Characterisation of the divalent cation channels of the hepatocyte plasma membrane receptor-activated Ca²⁺ inflow system using lanthanide ions

The ability of Gd³⁺ to inhibit vasopressin-stimulated Ca²⁺ inflow to hepatocytes was compared with its effect on Mn²⁺ inflow. In the absence of Gd³⁺, the stimulation of Mn²⁺ inflow by vasopressin increased with increasing pH of the extracellular medium. Maximal inhibition of vasopressin-stimulated Ca²⁺ and Mn²⁺ inflow by saturating concentrations of Gd³⁺ was 70 and 30%, respectively. Gd³⁺ also inhibited thapsigargin-stimulated Ca²⁺ and Mn²⁺ inflow with maximal inhibition of 70 and 40%, respectively. It is concluded that vasopressin and thapsigargin each activate two types of Ca²⁺ inflow processes, one which is sensitive and one which is insensitive to lanthanides. The nature of the pore of the lanthanide-sensitive Ca²⁺ channel was investigated further using different lanthanides as inhibitors. Tm³⁺, Gd³⁺, Eu³⁺, Nd³⁺ and La³⁺ each inhibited vasopressin-stimulated Ca²⁺ and Mn²⁺ inflow but had no effect on Ca²⁺ inflow in the absence of an agonist, or on vasopressin-stimulated release of Ca²⁺ from intracellular stores.
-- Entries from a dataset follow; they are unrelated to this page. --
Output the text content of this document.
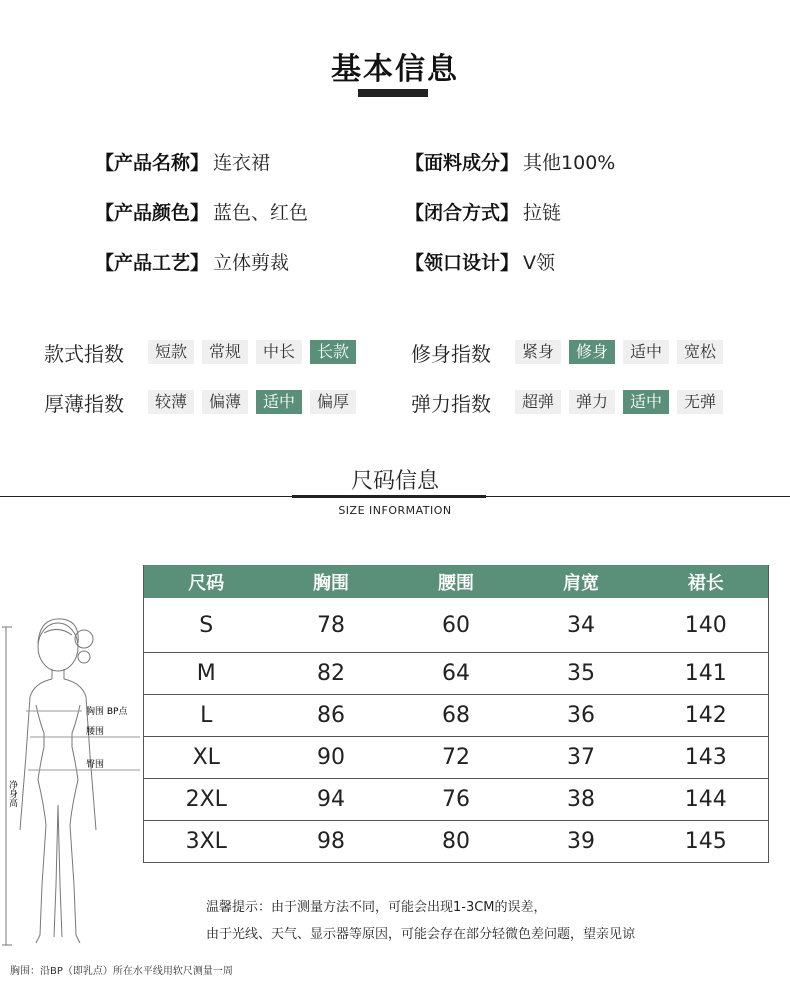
基本信息
【产品名称】 连衣裙
【产品颜色】 蓝色、红色
【产品工艺】 立体剪裁
【面料成分】 其他100%
【闭合方式】 拉链
【领口设计】 V领
款式指数	短款	常规	中长	长款	修身指数	紧身	修身	适中	宽松
厚薄指数	较薄	偏薄	适中	偏厚	弹力指数	超弹	弹力	适中	无弹
尺码信息
SIZE INFORMATION
胸围 BP点
腰围
臀围
净身高
尺码	胸围	腰围	肩宽	裙长
S	78	60	34	140
M	82	64	35	141
L	86	68	36	142
XL	90	72	37	143
2XL	94	76	38	144
3XL	98	80	39	145
温馨提示：由于测量方法不同，可能会出现1-3CM的误差，
由于光线、天气、显示器等原因，可能会存在部分轻微色差问题，望亲见谅
胸围：沿BP（即乳点）所在水平线用软尺测量一周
Maximal inhibition of vasopressin-stimulated Ca²⁺ inflow in the presence of a saturating concentration of each lanthanide ranged from 70-90%. An equation which describes a 1:1 interaction of the lanthanide with a putative binding site in the Ca²⁺ channel gave a good fit to dose-response curves for the inhibition of vasopressin-stimulated Ca²⁺ inflow by each lanthanide. Lanthanides in the middle of the series exhibited the lowest dissociation constant (K_d) values. The K_d for Gd³⁺ increased with increasing extracellular Ca²⁺ concentration, suggesting competitive inhibition of Ca²⁺ binding by Gd³⁺. In the absence of lanthanide, vasopressin-stimulated Mn²⁺ inflow was substantially reduced when the plasma membrane was depolarised by increasing the extracellular K⁺ concentration. Changing the membrane potential had little effect on the maximum inhibition by Gd³⁺ of vasopressin-stimulated Mn²⁺ inflow. The K_d for inhibition of vasopressin-stimulated Ca²⁺ inflow by Gd³⁺, measured at the lowest attainable membrane potential, was about 6-fold lower than the K_d measured at the highest attainable membrane potential. The idea that there is a site in the vasopressin-stimulated lanthanide-sensitive Ca²⁺ channel composed of carboxylic acid groups which bind Ca²⁺, Mn²⁺ or a lanthanide ion is consistent with the data obtained using the different lanthanides.